Or par cette phrase Jésus renverse toutes les valeurs. L’élevé est abaissé, l’abaissé est élevé, c’est un message de révolution sociale. Il faut l’entendre dans tout ce qu’elle a de vif et de décapant, de contestataire et totalement non naturelle.
Faut-il s’abaisser, faut-il s’élever ?
Car s’élever, c’est bien !
Si nous sommes vivants, nous avons tous le désir d’exister, la soif d’être reconnus par les autres. Une volonté de grandir plutôt que de rétrécir, et de nous développer, de cultiver nos talents. Nous portons en nous cet élan de vie, une puissance pour agir.

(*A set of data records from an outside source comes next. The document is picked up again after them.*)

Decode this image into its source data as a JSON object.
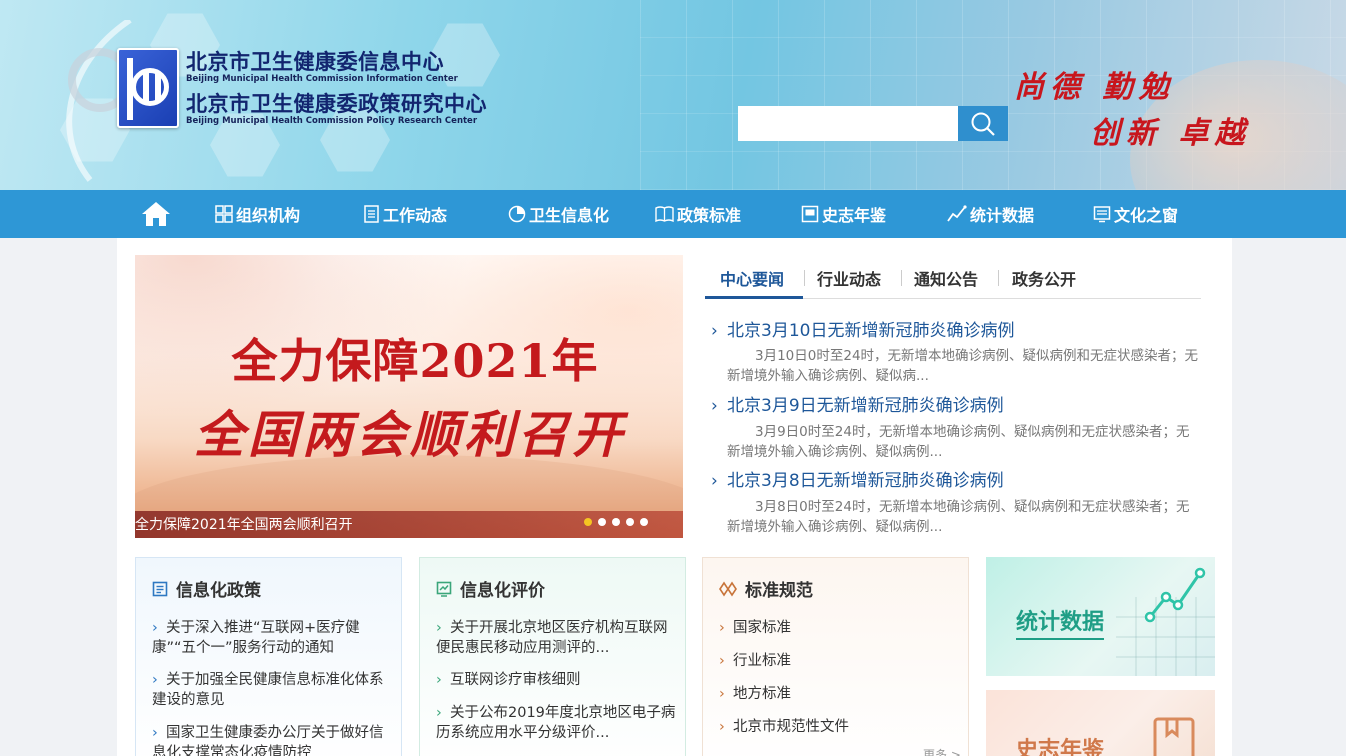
{
  "header": {
    "org_cn_1": "北京市卫生健康委信息中心",
    "org_en_1": "Beijing Municipal Health Commission Information Center",
    "org_cn_2": "北京市卫生健康委政策研究中心",
    "org_en_2": "Beijing Municipal Health Commission Policy Research Center",
    "search_value": "",
    "slogan_1": "尚德 勤勉",
    "slogan_2": "创新 卓越"
  },
  "nav": {
    "items": [
      {
        "label": "组织机构",
        "icon": "grid-icon"
      },
      {
        "label": "工作动态",
        "icon": "document-icon"
      },
      {
        "label": "卫生信息化",
        "icon": "pie-chart-icon"
      },
      {
        "label": "政策标准",
        "icon": "book-icon"
      },
      {
        "label": "史志年鉴",
        "icon": "picture-icon"
      },
      {
        "label": "统计数据",
        "icon": "line-chart-icon"
      },
      {
        "label": "文化之窗",
        "icon": "monitor-icon"
      }
    ]
  },
  "banner": {
    "line1": "全力保障2021年",
    "line2": "全国两会顺利召开",
    "caption": "全力保障2021年全国两会顺利召开",
    "slide_count": 5,
    "active_slide": 0
  },
  "news": {
    "tabs": [
      "中心要闻",
      "行业动态",
      "通知公告",
      "政务公开"
    ],
    "active_tab": 0,
    "items": [
      {
        "title": "北京3月10日无新增新冠肺炎确诊病例",
        "desc": "3月10日0时至24时，无新增本地确诊病例、疑似病例和无症状感染者；无新增境外输入确诊病例、疑似病..."
      },
      {
        "title": "北京3月9日无新增新冠肺炎确诊病例",
        "desc": "3月9日0时至24时，无新增本地确诊病例、疑似病例和无症状感染者；无新增境外输入确诊病例、疑似病例..."
      },
      {
        "title": "北京3月8日无新增新冠肺炎确诊病例",
        "desc": "3月8日0时至24时，无新增本地确诊病例、疑似病例和无症状感染者；无新增境外输入确诊病例、疑似病例..."
      }
    ]
  },
  "cards": {
    "policy": {
      "title": "信息化政策",
      "links": [
        "关于深入推进“互联网+医疗健康”“五个一”服务行动的通知",
        "关于加强全民健康信息标准化体系建设的意见",
        "国家卫生健康委办公厅关于做好信息化支撑常态化疫情防控"
      ]
    },
    "evaluation": {
      "title": "信息化评价",
      "links": [
        "关于开展北京地区医疗机构互联网便民惠民移动应用测评的...",
        "互联网诊疗审核细则",
        "关于公布2019年度北京地区电子病历系统应用水平分级评价..."
      ]
    },
    "standards": {
      "title": "标准规范",
      "links": [
        "国家标准",
        "行业标准",
        "地方标准",
        "北京市规范性文件"
      ],
      "more": "更多 >"
    }
  },
  "promos": {
    "stats": "统计数据",
    "yearbook": "史志年鉴"
  },
  "colors": {
    "nav_bg": "#2e97d6",
    "link_blue": "#1e5799",
    "slogan_red": "#c8161d",
    "banner_red": "#c41a1d"
  }
}
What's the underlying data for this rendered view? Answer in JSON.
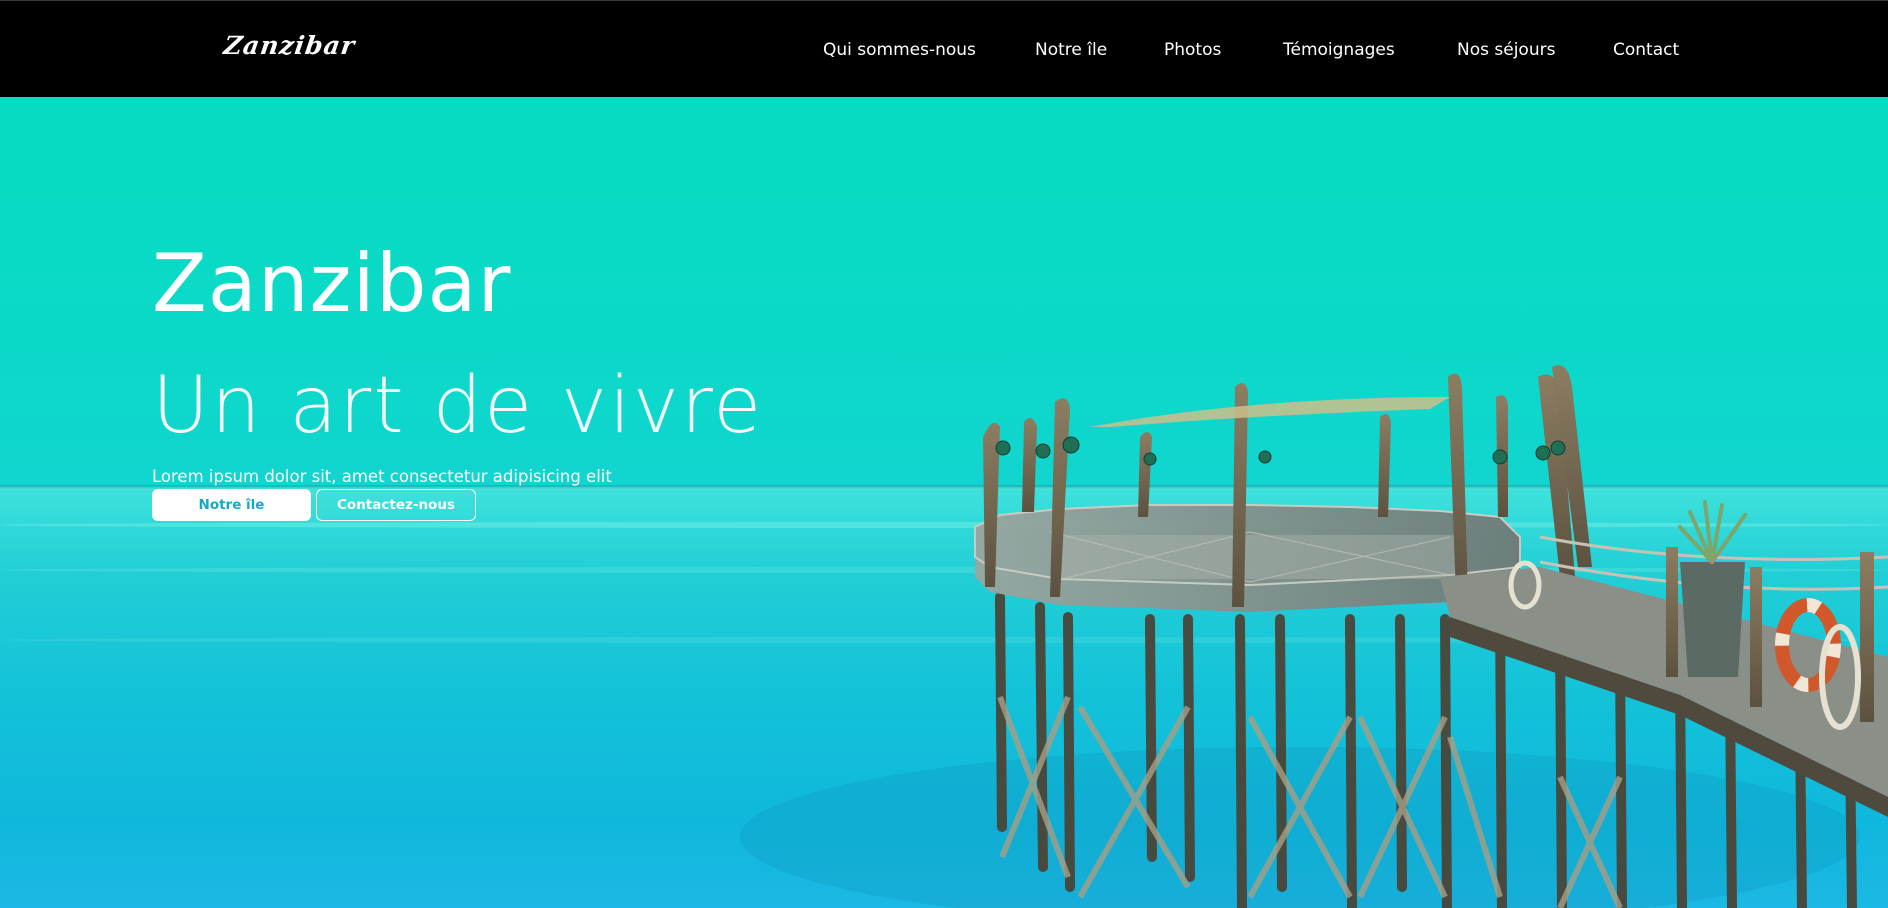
{
  "header": {
    "logo": "Zanzibar",
    "nav": [
      {
        "label": "Qui sommes-nous"
      },
      {
        "label": "Notre île"
      },
      {
        "label": "Photos"
      },
      {
        "label": "Témoignages"
      },
      {
        "label": "Nos séjours"
      },
      {
        "label": "Contact"
      }
    ]
  },
  "hero": {
    "title": "Zanzibar",
    "subtitle": "Un art de vivre",
    "lead": "Lorem ipsum dolor sit, amet consectetur adipisicing elit",
    "primary_button": "Notre île",
    "secondary_button": "Contactez-nous"
  },
  "colors": {
    "nav_background": "#000000",
    "hero_tint": "#05dcc2",
    "primary_button_text": "#14a9c4"
  }
}
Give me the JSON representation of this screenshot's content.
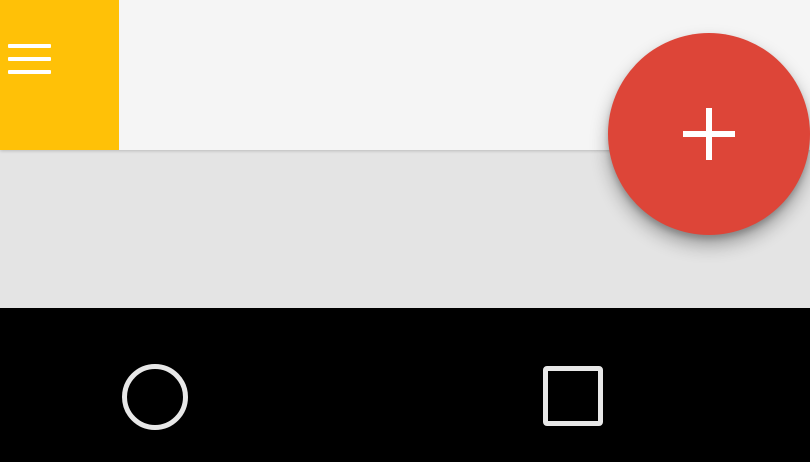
{
  "toolbar": {
    "menu_icon": "hamburger-menu-icon",
    "background": "#f5f5f5",
    "menu_block_color": "#ffc107"
  },
  "content": {
    "background": "#e4e4e4"
  },
  "fab": {
    "icon": "plus-icon",
    "color": "#dd4538"
  },
  "nav_bar": {
    "background": "#000000",
    "buttons": [
      {
        "icon": "home-circle-icon"
      },
      {
        "icon": "recents-square-icon"
      }
    ]
  }
}
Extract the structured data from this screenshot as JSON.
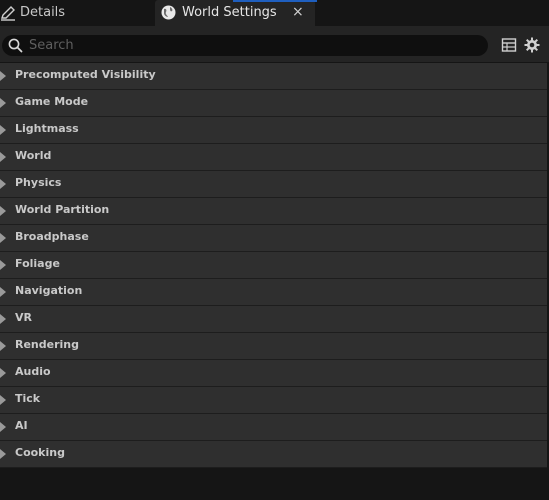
{
  "tabs": {
    "details_label": "Details",
    "world_label": "World Settings",
    "close_glyph": "×"
  },
  "search": {
    "placeholder": "Search",
    "value": ""
  },
  "categories": [
    {
      "label": "Precomputed Visibility"
    },
    {
      "label": "Game Mode"
    },
    {
      "label": "Lightmass"
    },
    {
      "label": "World"
    },
    {
      "label": "Physics"
    },
    {
      "label": "World Partition"
    },
    {
      "label": "Broadphase"
    },
    {
      "label": "Foliage"
    },
    {
      "label": "Navigation"
    },
    {
      "label": "VR"
    },
    {
      "label": "Rendering"
    },
    {
      "label": "Audio"
    },
    {
      "label": "Tick"
    },
    {
      "label": "AI"
    },
    {
      "label": "Cooking"
    }
  ],
  "icons": {
    "details_tab": "pencil-icon",
    "world_tab": "globe-icon",
    "search": "search-icon",
    "table_view": "table-view-icon",
    "settings": "gear-icon",
    "expand": "expand-arrow-icon"
  },
  "colors": {
    "background": "#151515",
    "panel": "#242424",
    "category_row": "#2f2f2f",
    "active_tab_accent": "#1f5fbf"
  }
}
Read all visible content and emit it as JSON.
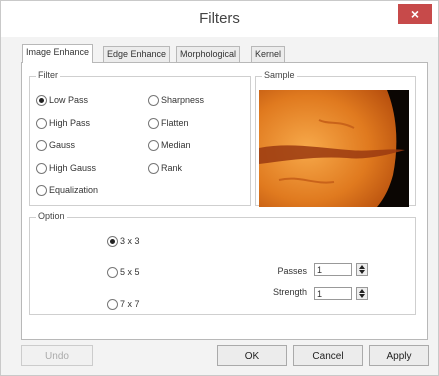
{
  "window": {
    "title": "Filters",
    "close_symbol": "×"
  },
  "tabs": [
    {
      "label": "Image Enhance",
      "active": true
    },
    {
      "label": "Edge Enhance",
      "active": false
    },
    {
      "label": "Morphological",
      "active": false
    },
    {
      "label": "Kernel",
      "active": false
    }
  ],
  "filter_group": {
    "label": "Filter",
    "options": [
      {
        "label": "Low Pass",
        "checked": true
      },
      {
        "label": "High Pass",
        "checked": false
      },
      {
        "label": "Gauss",
        "checked": false
      },
      {
        "label": "High Gauss",
        "checked": false
      },
      {
        "label": "Equalization",
        "checked": false
      },
      {
        "label": "Sharpness",
        "checked": false
      },
      {
        "label": "Flatten",
        "checked": false
      },
      {
        "label": "Median",
        "checked": false
      },
      {
        "label": "Rank",
        "checked": false
      }
    ]
  },
  "sample_group": {
    "label": "Sample"
  },
  "option_group": {
    "label": "Option",
    "sizes": [
      {
        "label": "3 x 3",
        "checked": true
      },
      {
        "label": "5 x 5",
        "checked": false
      },
      {
        "label": "7 x 7",
        "checked": false
      }
    ],
    "passes": {
      "label": "Passes",
      "value": "1"
    },
    "strength": {
      "label": "Strength",
      "value": "1"
    }
  },
  "buttons": {
    "undo": "Undo",
    "ok": "OK",
    "cancel": "Cancel",
    "apply": "Apply"
  },
  "colors": {
    "close": "#c74a4a",
    "sun": "#e07a1f",
    "background": "#f3f3f3"
  }
}
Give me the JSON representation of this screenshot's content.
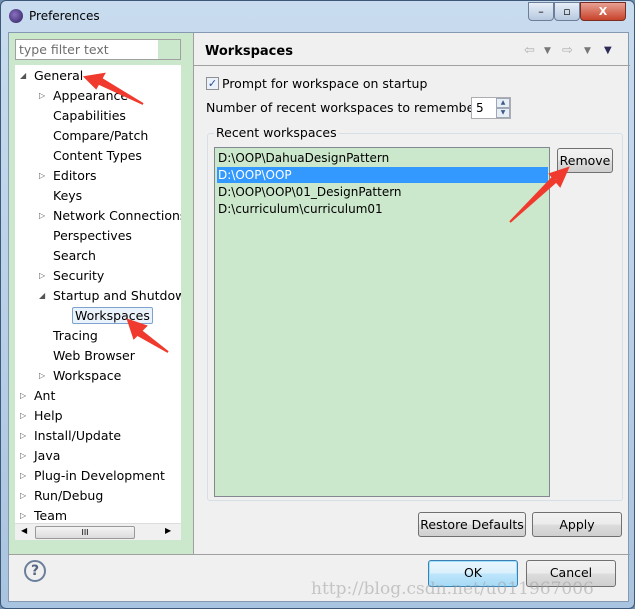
{
  "window": {
    "title": "Preferences",
    "minimize": "–",
    "maximize": "▫",
    "close": "X"
  },
  "filter": {
    "placeholder": "type filter text"
  },
  "tree": [
    {
      "label": "General",
      "level": 0,
      "twisty": "expanded"
    },
    {
      "label": "Appearance",
      "level": 1,
      "twisty": "collapsed"
    },
    {
      "label": "Capabilities",
      "level": 1,
      "twisty": ""
    },
    {
      "label": "Compare/Patch",
      "level": 1,
      "twisty": ""
    },
    {
      "label": "Content Types",
      "level": 1,
      "twisty": ""
    },
    {
      "label": "Editors",
      "level": 1,
      "twisty": "collapsed"
    },
    {
      "label": "Keys",
      "level": 1,
      "twisty": ""
    },
    {
      "label": "Network Connections",
      "level": 1,
      "twisty": "collapsed"
    },
    {
      "label": "Perspectives",
      "level": 1,
      "twisty": ""
    },
    {
      "label": "Search",
      "level": 1,
      "twisty": ""
    },
    {
      "label": "Security",
      "level": 1,
      "twisty": "collapsed"
    },
    {
      "label": "Startup and Shutdown",
      "level": 1,
      "twisty": "expanded"
    },
    {
      "label": "Workspaces",
      "level": 2,
      "twisty": "",
      "selected": true
    },
    {
      "label": "Tracing",
      "level": 1,
      "twisty": ""
    },
    {
      "label": "Web Browser",
      "level": 1,
      "twisty": ""
    },
    {
      "label": "Workspace",
      "level": 1,
      "twisty": "collapsed"
    },
    {
      "label": "Ant",
      "level": 0,
      "twisty": "collapsed"
    },
    {
      "label": "Help",
      "level": 0,
      "twisty": "collapsed"
    },
    {
      "label": "Install/Update",
      "level": 0,
      "twisty": "collapsed"
    },
    {
      "label": "Java",
      "level": 0,
      "twisty": "collapsed"
    },
    {
      "label": "Plug-in Development",
      "level": 0,
      "twisty": "collapsed"
    },
    {
      "label": "Run/Debug",
      "level": 0,
      "twisty": "collapsed"
    },
    {
      "label": "Team",
      "level": 0,
      "twisty": "collapsed"
    }
  ],
  "page": {
    "title": "Workspaces",
    "prompt_label": "Prompt for workspace on startup",
    "prompt_checked": true,
    "recent_count_label": "Number of recent workspaces to remember:",
    "recent_count": "5",
    "group_label": "Recent workspaces",
    "workspaces": [
      "D:\\OOP\\DahuaDesignPattern",
      "D:\\OOP\\OOP",
      "D:\\OOP\\OOP\\01_DesignPattern",
      "D:\\curriculum\\curriculum01"
    ],
    "selected_index": 1,
    "remove": "Remove",
    "restore_defaults": "Restore Defaults",
    "apply": "Apply"
  },
  "footer": {
    "help": "?",
    "ok": "OK",
    "cancel": "Cancel"
  },
  "watermark": "http://blog.csdn.net/u011967006",
  "colors": {
    "list_bg": "#cce8cc",
    "selection": "#3399ff",
    "annotation_arrow": "#f03a2e"
  }
}
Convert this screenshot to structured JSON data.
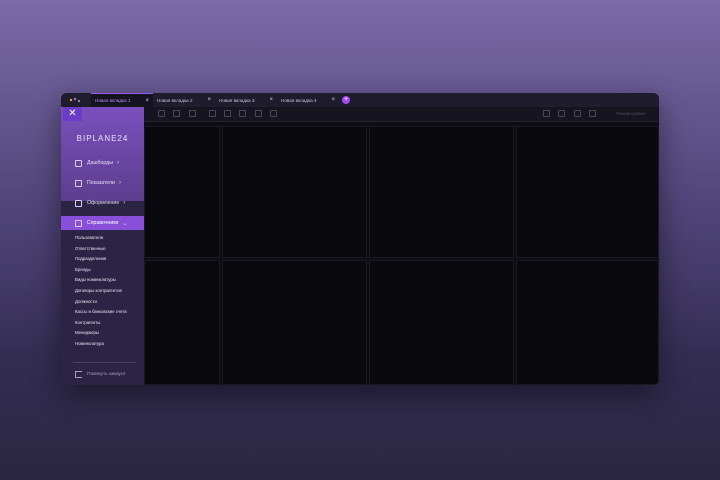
{
  "tabs": [
    {
      "label": "Новая вкладка 1",
      "active": true
    },
    {
      "label": "Новая вкладка 2",
      "active": false
    },
    {
      "label": "Новая вкладка 3",
      "active": false
    },
    {
      "label": "Новая вкладка 4",
      "active": false
    }
  ],
  "tab_add_label": "+",
  "toolbar": {
    "right_text": "Режим правки"
  },
  "sidebar": {
    "brand": "BIPLANE24",
    "menu": [
      {
        "label": "Дашборды",
        "icon": "dashboard-icon"
      },
      {
        "label": "Показатели",
        "icon": "sliders-icon"
      },
      {
        "label": "Оформление",
        "icon": "edit-icon"
      },
      {
        "label": "Справочники",
        "icon": "book-icon",
        "active": true
      }
    ],
    "subitems": [
      "Пользователи",
      "Ответственные",
      "Подразделения",
      "Бренды",
      "Виды номенклатуры",
      "Договоры контрагентов",
      "Должности",
      "Кассы и банковские счета",
      "Контрагенты",
      "Менеджеры",
      "Номенклатура"
    ],
    "logout": "Покинуть аккаунт"
  },
  "colors": {
    "accent": "#8a4fd8",
    "tab_active_text": "#b88bff",
    "add_button": "#a24bf2"
  }
}
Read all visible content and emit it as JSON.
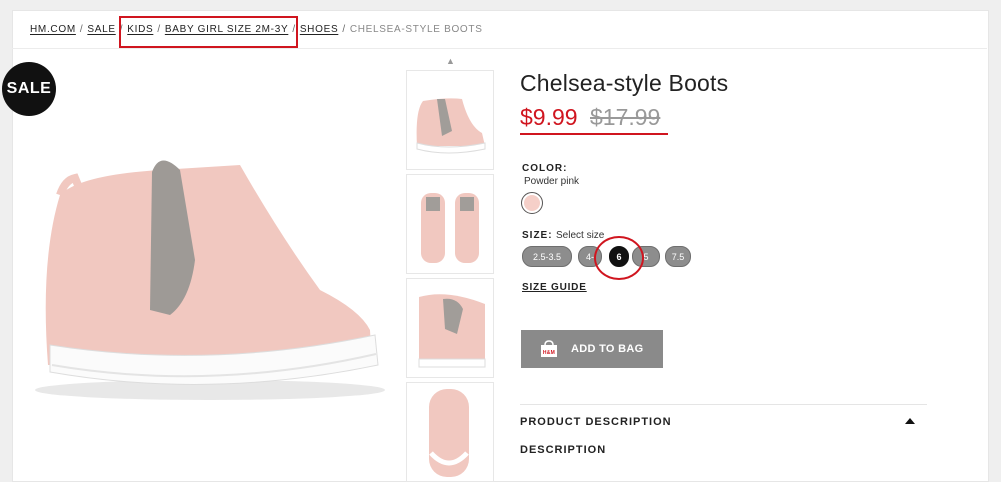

Trop souvent un certain christianisme a poussé la morale de l’oubli de soi jusqu’à faire des gens névrosés. Il n’était plus permis d’exister, d’avoir des désirs, de s’écouter, de prendre du temps pour soi.
Je pense à des femmes mères de famille, qui se sont consacrées toute leur vie à leurs enfants et à leur mari, avec un admirable dévouement et une grande discrétion. Abaissées souvent dans les tâches ménagères les plus modestes, les plus méprisées, elles sont restées dans l’ombre. Par ces aspects matériels, mais aussi par leur soutien affectif et moral, par leur conversation intellectuelle et sensible, elles ont permis à leur mari d’avoir une carrière honorable. Comme on dit, derrière un grand homme il y a une grande femme.
C’est une injustice, et aujourd’hui de plus en plus le pensent et se dressent pour le dire. De plus en plus de femmes refusent de s’abaisser ainsi. Elles veulent épanouir ce qu’elles sont, ce qu’elles savent faire et aiment faire, choisir un métier et y réussir. La conséquence possible, c’est qu’elles ne se sentent pas prêtes à se marier, à avoir des enfants, ou qu’elles décident de divorcer.
Cette histoire d’abaissement et d’élévation influe donc sur tous les rapports entre hommes et femmes.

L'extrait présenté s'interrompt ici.